So here we go.
Here's the basics: I'm an average 27 year old, middle class, white, married guy with a wonderful wife, two kids, a house, all the debt that goes with it, a decent paying job, getting by in an average existance. My family is happy and healthy so for all intents and purposes I should be a happy fella. But there's one more thing, stop me if you've heard this one before: I'm gay and nobody knows it.
So why stay in the closet?
Why does anyone keep these things a secret. Well, besides a current socially and politically charged climate towards being gay in the good 'ol USA, here's a bit of personal history: I think I've been gay for most of my life. I grew up in a non-denominational Christian church and was always taught that homosexuality is an abomination. So, from early on I was taught to reject what I was. A testament to the power of instilling beliefs in children at a young age if ever there was one. I no longer believe in that narrow path but the fear still carries on to this day. When I first began to question everything I also fell in to a depression so great that it shut me down physically and mentally. Nothing mattered anymore.
When I met my wife I was at the end of my rope. Ready to throw in the towel and just drift off into hopelessness for eternity. I didn't know who I was or what I was doing. (I guess I am also melodramatic sometimes.) She was an old high school friend and she brought me out of doldrums into a brighter life. And so, I thought, why not get married. Besides being my wife, she's also my best friend. Then we had kids, and now we are a team to the end.
So, why hide my sexuality? Now is not the time for selfishness. I now have people who depend on me for their livlihood and I must follow through on that no matter what. My survival instincts as the leader of my pack have kicked in and I must act responsibly to them first and foremost. To throw this wrench into the works would be...a really bad idea.
It is truly difficult sometimes but, I think, I have learned that when you are attached to a person long enough, love will transcend gender. For me, the sex just falls into place after that. I give her what she needs and she gives back as best she can. Don't get confused, I'm not bisexual either, when it comes to pure lust the male species is what turns me on and gets me off. I'll probably revisit this more at length when I can figure out myself but that's my story right now. Perhaps someday when the time is right, I'll reveal all these things to the ones I love, but right now it would cause too much pain and confusion. Thus my secret life. I'm sure if you dig deep enough you've got your secrets, too...

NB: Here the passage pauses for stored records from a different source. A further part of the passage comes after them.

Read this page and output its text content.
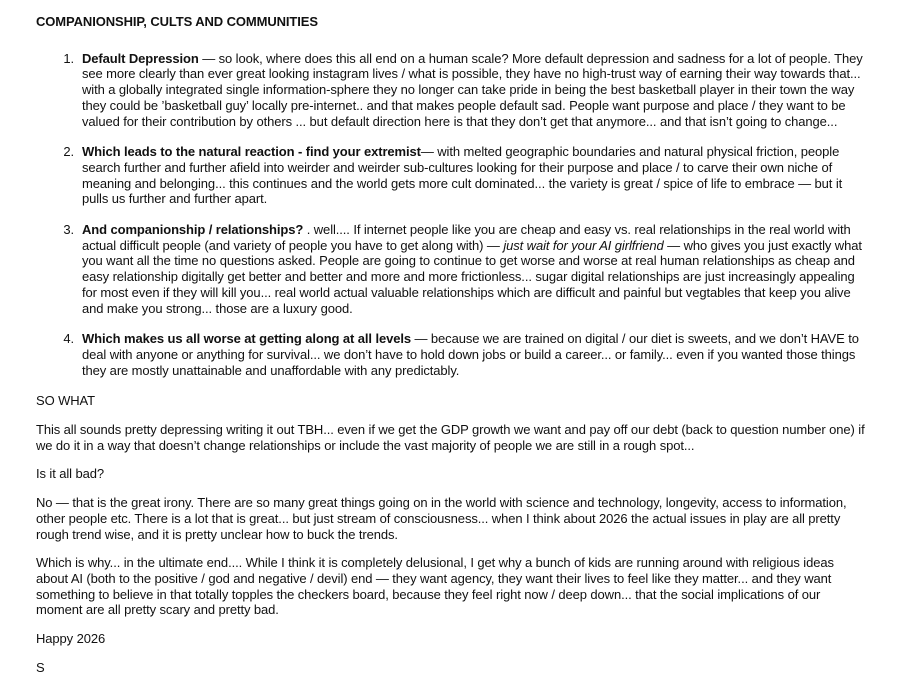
COMPANIONSHIP, CULTS AND COMMUNITIES
1. Default Depression — so look, where does this all end on a human scale? More default depression and sadness for a lot of people. They see more clearly than ever great looking instagram lives / what is possible, they have no high-trust way of earning their way towards that... with a globally integrated single information-sphere they no longer can take pride in being the best basketball player in their town the way they could be ’basketball guy’ locally pre-internet.. and that makes people default sad. People want purpose and place / they want to be valued for their contribution by others ... but default direction here is that they don’t get that anymore... and that isn’t going to change...
2. Which leads to the natural reaction - find your extremist— with melted geographic boundaries and natural physical friction, people search further and further afield into weirder and weirder sub-cultures looking for their purpose and place / to carve their own niche of meaning and belonging... this continues and the world gets more cult dominated... the variety is great / spice of life to embrace — but it pulls us further and further apart.
3. And companionship / relationships? . well.... If internet people like you are cheap and easy vs. real relationships in the real world with actual difficult people (and variety of people you have to get along with) — just wait for your AI girlfriend — who gives you just exactly what you want all the time no questions asked. People are going to continue to get worse and worse at real human relationships as cheap and easy relationship digitally get better and better and more and more frictionless... sugar digital relationships are just increasingly appealing for most even if they will kill you... real world actual valuable relationships which are difficult and painful but vegtables that keep you alive and make you strong... those are a luxury good.
4. Which makes us all worse at getting along at all levels — because we are trained on digital / our diet is sweets, and we don’t HAVE to deal with anyone or anything for survival... we don’t have to hold down jobs or build a career... or family... even if you wanted those things they are mostly unattainable and unaffordable with any predictably.

SO WHAT

This all sounds pretty depressing writing it out TBH... even if we get the GDP growth we want and pay off our debt (back to question number one) if we do it in a way that doesn’t change relationships or include the vast majority of people we are still in a rough spot...

Is it all bad?

No — that is the great irony. There are so many great things going on in the world with science and technology, longevity, access to information, other people etc. There is a lot that is great... but just stream of consciousness... when I think about 2026 the actual issues in play are all pretty rough trend wise, and it is pretty unclear how to buck the trends.

Which is why... in the ultimate end.... While I think it is completely delusional, I get why a bunch of kids are running around with religious ideas about AI (both to the positive / god and negative / devil) end — they want agency, they want their lives to feel like they matter... and they want something to believe in that totally topples the checkers board, because they feel right now / deep down... that the social implications of our moment are all pretty scary and pretty bad.

Happy 2026

S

Now, I don't feel like I'm the "blogging" type. I don't think my life is that interesting and my writing skills are nothing special. So why did I finally break down and do this?
A few reasons come to mind. First off, I've kept this side of me out of the picture for so long, it's about time I had a public outlet before I do anything drastically stupid. These things can have a pressure cooker affect, but this is as close and safe to "out" as I can possibly think to be. And, yes, I am sure that if someone really wants to figure out who I am they could do it, it is the internet after all. But that's the way things go and I'll reach that threshold when or if I come to it.
After discovering other blogs I realized I'm not alone. People use these to bounce ideas off each other, support each other in times of strife. Blow off some steam with as silent an audience as you feel fit. There are people out there who actually give a damn. Which is as far away from my state of mind as possible. So there must be something to this blogging thing. Right now it's a lazy Sunday afternoon and I'm already feeling a little better that I've gotten this far. This may not last forever but I can't be blamed for giving it a sporting chance.